Mi criada observaba todo lo que ocurría y
mantenía a mi marido informado. Yo no era ajena a esto. Lo que no me esperaba
fue el día que irrumpieron en mi casa vestidos de blanco como apariciones. Me
sacaron a la fuerza suspendida en el aire. Me ataron con correas mientras veía
desesperada como mis pequeños huían despavoridos por la puerta principal
abierta. Recuerdo un pinchazo y poco más. Desperté en un pabellón de mujeres
con enfermedades de la calle y el puerto, todas estábamos mezcladas y por la
noche el silencio me ahogaba sin dejarme dormir.

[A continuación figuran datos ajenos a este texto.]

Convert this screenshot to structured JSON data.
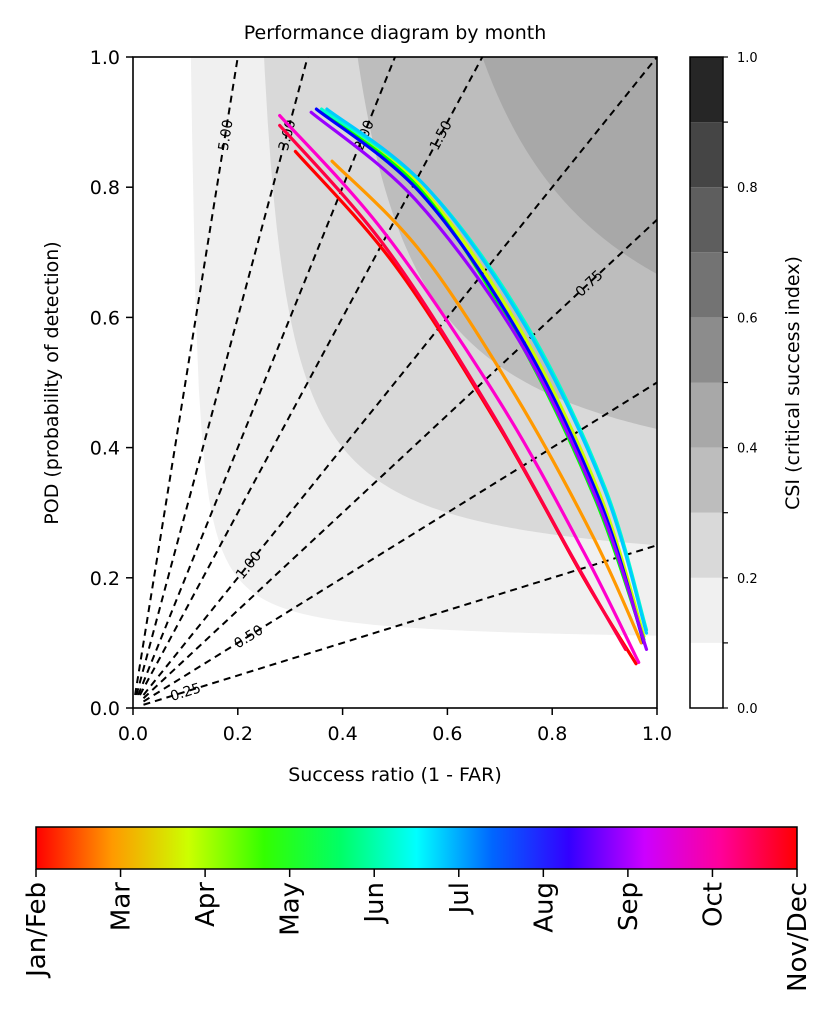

La única que me visitaba era
mi criada, que apenada por mi estado me trajo, oculto en su bolso, el único
gato que había quedado en la casa oculto en una alacena. No tenía el pelo
largo, ni era chato, ni majestuoso. <<Ese gato fue el primero que huyó
nada más abrirse la puerta, señora>>, me informó como dolida la criada.

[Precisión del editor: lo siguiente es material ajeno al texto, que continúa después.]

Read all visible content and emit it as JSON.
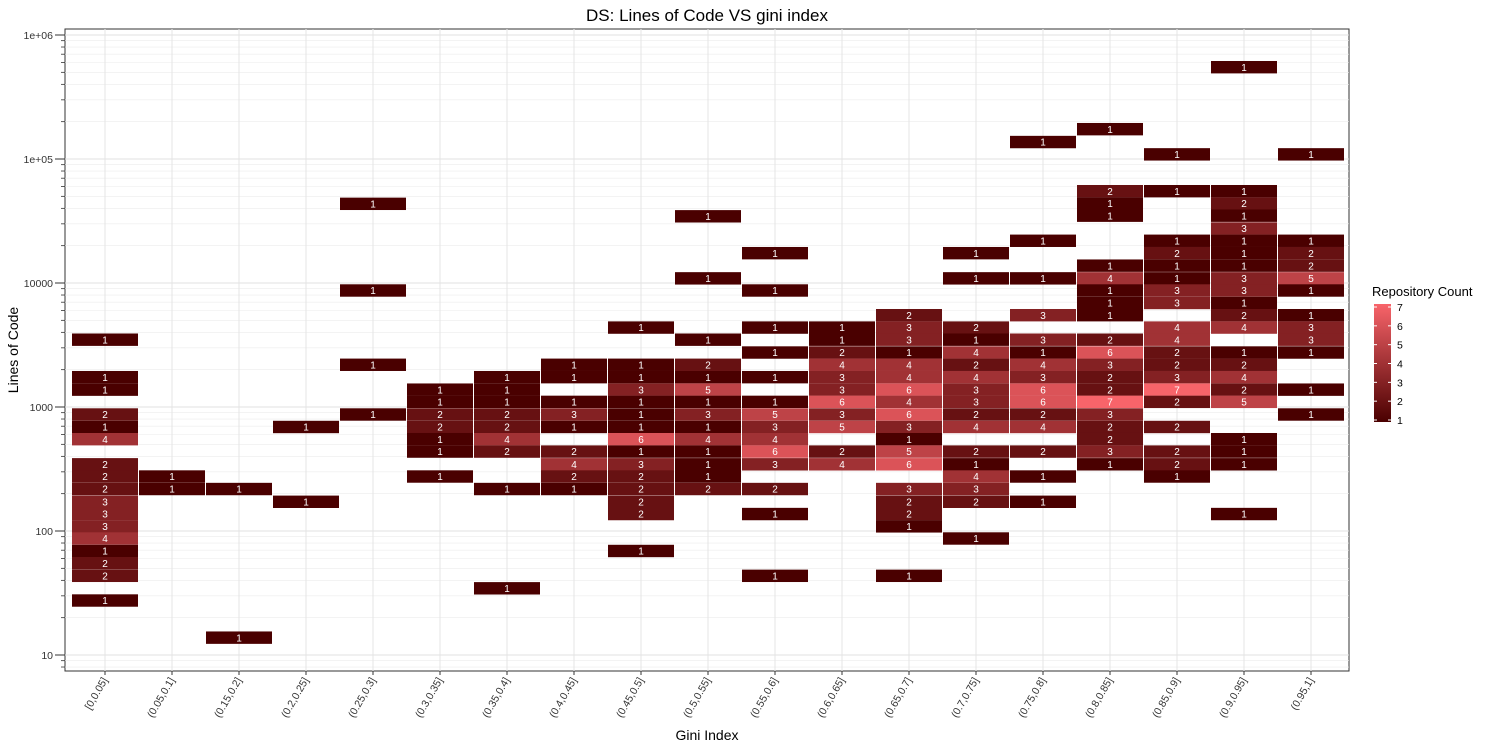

No obstante, cuando comenzó a ronronear todas mis inquietudes desaparecieron y
hubiese tenido el coraje necesario para huir de allí, de no ser porque no podía
volver con él a casa, donde había vuelto mi marido.

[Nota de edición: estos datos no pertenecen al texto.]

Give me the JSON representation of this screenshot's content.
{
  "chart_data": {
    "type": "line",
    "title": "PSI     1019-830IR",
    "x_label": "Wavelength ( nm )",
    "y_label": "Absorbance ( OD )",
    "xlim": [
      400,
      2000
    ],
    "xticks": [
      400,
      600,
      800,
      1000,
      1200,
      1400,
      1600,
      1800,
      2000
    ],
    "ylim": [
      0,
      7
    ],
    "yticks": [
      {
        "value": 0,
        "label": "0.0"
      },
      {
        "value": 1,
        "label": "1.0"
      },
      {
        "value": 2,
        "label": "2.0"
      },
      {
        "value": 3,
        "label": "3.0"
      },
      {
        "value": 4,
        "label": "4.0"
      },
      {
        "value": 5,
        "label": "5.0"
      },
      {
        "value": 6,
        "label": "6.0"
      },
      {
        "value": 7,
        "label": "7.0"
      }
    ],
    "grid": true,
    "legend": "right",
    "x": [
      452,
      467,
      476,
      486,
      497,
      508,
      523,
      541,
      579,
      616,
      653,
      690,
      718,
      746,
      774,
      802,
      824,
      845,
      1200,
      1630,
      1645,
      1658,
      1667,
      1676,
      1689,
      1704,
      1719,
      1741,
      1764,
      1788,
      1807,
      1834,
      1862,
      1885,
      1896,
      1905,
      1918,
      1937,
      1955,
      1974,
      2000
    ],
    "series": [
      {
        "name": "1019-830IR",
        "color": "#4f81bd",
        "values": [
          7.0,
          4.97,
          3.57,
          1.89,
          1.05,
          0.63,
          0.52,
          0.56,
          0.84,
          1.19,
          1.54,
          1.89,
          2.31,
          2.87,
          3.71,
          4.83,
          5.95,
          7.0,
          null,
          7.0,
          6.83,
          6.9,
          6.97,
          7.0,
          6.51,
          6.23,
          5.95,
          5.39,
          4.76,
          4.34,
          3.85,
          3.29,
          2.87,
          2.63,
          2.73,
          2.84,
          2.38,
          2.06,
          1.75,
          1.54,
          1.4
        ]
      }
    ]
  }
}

De modo que me quedé allí con él haciéndome
la enferma, escondiéndolo bajo la cama cuando venía el terrible doctor que nos
trataba. Subiéndolo después a mi regazo y escondiéndolo bajo mi edredón por la
noche, día tras día hasta que lo descubrieron. Dos lágrimas silenciosas rodaron
por mi cara cuando el animalito fue atrapado y se lo llevaron a su suerte. A mí
me sacaron a tirones de la cama y me subieron a la buhardilla, que hacía las
veces de celda para castigar cualquier atisbo de mal comportamiento. Me dejaron
allí sola, rodeándome las rodillas. El silencio era brutal esa noche. Tanto que
no reconocí el conocido rumor hasta que hubo inundado toda la buhardilla. No
había ningún gato, era yo la que ronroneaba. Yo, rompiendo el silencio. Yo,
vibrando la garganta. Y lo juro, ronroneé tan fuerte, que las enfermas de todos
los pabellones no pudieron dormir en toda la noche ni en las siguientes. Y aún
se dice, que las paredes guardan mi eco.